I wish we had texted. He would’ve loved text.

“Cu n the mornin…” He could have said. Then maybe a few ‘x’es and ‘o’s, cause he was always better at writing his feelings to us. Especially his little girls.

“Mourn n…”  

That’s what I I would have texted someone… had  anyone I known owned a cell phone that cloudy January day in 1991. The morning I learned I would never have a father again. 

“…Mourn n…” Ya. I would have texted my feelings. Cause I’m like him. And besides, how else does an  eighteen year old cope?

I knew how it was going to happen. I had felt it. Like I feel what’s happening now.  In that place within my bones that isn’t owned by my veins, nerves or tendons.  That space for IT.  The hollow where what some might call a sixth sense lives.  That hollow where feelings and facts join hands and skip through my body, jump rope over my heart and decorate my brain with dreams of things before they actually happen.  

I knew he’d died. Before he died.  I was laying in bed awake before the phone woke up the rest of the house. Before my mother decided not to say, “Your father’s gone to heaven baby.”  She’d save that for the end of my first day of University. 

“Your father’s gone to heaven baby.”  She said after dinner that night.  Like she told me about the end of the cold war.

“The Berlin Wall’s come down baby. The Cold war is ending.”  

But I had already seen it, written about it.  Don’t ask me how. I just knew.  Like I know now. Dreams flutter past my eyes, butterflies before a storm, and tell me I have cancer before I’m ever diagnosed.

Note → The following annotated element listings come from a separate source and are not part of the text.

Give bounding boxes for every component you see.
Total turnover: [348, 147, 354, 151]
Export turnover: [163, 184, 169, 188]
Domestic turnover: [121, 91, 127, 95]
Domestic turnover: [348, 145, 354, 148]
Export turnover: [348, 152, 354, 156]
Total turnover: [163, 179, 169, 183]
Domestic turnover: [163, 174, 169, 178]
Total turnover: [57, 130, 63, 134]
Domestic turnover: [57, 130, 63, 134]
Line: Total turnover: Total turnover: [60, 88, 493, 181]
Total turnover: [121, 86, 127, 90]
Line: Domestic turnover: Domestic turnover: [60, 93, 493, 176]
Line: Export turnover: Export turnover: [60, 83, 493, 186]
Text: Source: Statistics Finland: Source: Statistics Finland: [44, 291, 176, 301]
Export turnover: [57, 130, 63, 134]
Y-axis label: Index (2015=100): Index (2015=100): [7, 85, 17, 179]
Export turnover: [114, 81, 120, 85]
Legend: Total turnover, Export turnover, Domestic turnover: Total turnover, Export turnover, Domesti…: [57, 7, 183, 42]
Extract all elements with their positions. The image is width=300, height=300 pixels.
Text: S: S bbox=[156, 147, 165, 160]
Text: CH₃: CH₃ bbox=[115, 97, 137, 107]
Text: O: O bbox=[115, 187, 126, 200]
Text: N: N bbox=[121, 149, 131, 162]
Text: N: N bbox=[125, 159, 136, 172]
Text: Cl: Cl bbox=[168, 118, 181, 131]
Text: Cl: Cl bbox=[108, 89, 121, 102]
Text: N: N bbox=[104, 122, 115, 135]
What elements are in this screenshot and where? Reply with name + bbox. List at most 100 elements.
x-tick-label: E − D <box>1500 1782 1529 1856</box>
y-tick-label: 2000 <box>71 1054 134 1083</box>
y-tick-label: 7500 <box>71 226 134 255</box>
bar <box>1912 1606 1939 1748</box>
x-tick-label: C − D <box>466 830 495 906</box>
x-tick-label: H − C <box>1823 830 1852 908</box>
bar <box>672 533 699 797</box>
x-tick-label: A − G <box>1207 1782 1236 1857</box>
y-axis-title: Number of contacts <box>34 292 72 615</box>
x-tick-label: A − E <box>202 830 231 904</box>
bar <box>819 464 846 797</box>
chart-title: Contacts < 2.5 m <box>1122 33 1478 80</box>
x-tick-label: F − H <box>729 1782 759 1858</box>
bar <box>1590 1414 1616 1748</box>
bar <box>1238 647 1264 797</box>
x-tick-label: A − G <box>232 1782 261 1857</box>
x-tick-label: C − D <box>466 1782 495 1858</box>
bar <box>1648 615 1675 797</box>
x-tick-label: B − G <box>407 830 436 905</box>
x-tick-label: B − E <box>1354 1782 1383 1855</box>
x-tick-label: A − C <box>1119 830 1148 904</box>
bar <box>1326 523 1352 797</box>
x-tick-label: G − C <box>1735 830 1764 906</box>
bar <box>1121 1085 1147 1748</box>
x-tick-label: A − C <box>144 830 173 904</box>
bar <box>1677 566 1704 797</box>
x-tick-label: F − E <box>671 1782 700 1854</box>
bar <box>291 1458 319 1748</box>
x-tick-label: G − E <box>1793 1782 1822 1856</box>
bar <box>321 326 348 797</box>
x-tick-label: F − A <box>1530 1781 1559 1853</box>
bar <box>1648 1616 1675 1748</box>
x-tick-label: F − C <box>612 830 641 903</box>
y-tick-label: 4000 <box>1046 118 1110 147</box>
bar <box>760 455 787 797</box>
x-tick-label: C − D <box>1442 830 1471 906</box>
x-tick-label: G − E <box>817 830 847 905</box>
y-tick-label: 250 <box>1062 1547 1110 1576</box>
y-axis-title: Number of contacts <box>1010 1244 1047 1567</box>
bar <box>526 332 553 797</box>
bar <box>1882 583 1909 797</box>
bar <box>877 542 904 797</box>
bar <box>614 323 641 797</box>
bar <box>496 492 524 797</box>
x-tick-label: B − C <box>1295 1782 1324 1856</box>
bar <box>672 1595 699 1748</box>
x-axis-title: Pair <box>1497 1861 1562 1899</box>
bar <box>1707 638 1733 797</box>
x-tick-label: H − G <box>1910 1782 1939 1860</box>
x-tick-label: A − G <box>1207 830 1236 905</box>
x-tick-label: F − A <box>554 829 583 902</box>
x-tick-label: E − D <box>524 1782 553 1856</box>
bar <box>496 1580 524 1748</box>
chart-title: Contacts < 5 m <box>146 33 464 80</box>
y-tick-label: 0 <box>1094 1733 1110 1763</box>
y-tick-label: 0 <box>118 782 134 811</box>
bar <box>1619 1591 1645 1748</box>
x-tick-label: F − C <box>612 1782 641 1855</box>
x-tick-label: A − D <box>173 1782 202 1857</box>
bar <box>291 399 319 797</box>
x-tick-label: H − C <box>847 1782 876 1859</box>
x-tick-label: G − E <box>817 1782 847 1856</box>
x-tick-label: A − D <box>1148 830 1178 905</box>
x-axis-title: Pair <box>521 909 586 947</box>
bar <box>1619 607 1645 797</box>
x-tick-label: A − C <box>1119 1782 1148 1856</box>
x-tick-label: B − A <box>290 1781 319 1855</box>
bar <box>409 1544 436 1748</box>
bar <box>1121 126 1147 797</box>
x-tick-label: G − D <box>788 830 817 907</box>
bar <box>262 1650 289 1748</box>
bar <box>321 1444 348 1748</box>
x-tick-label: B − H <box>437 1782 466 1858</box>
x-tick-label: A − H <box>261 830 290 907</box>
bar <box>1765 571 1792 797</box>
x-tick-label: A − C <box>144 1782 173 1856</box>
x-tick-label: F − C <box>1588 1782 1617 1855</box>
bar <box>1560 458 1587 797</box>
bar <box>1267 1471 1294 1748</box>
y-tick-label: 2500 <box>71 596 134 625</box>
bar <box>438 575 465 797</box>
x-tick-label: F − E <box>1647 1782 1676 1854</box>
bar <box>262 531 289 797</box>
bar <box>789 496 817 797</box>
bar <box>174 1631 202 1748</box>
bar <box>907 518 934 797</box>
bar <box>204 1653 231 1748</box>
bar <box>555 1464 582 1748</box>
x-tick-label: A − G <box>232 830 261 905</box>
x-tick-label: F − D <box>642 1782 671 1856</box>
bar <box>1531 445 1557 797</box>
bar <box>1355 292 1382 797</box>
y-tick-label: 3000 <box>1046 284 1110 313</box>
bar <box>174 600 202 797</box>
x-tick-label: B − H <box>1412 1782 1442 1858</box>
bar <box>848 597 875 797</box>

Tell me my dad’s dead before the phone rings. Tell me, The Cold War has ended. Why? Cuz I’m kinda a freak. 

As usual, my tears the day my father died were lost in trying to reason out the shadowy facts my mind throws at me before things actually happen. That day I simply finished eating, went silently into my room, folded cloths and when the house was asleep once again, I wrote and wrote some more. Did what I do to make sense of things.  And grew up without him.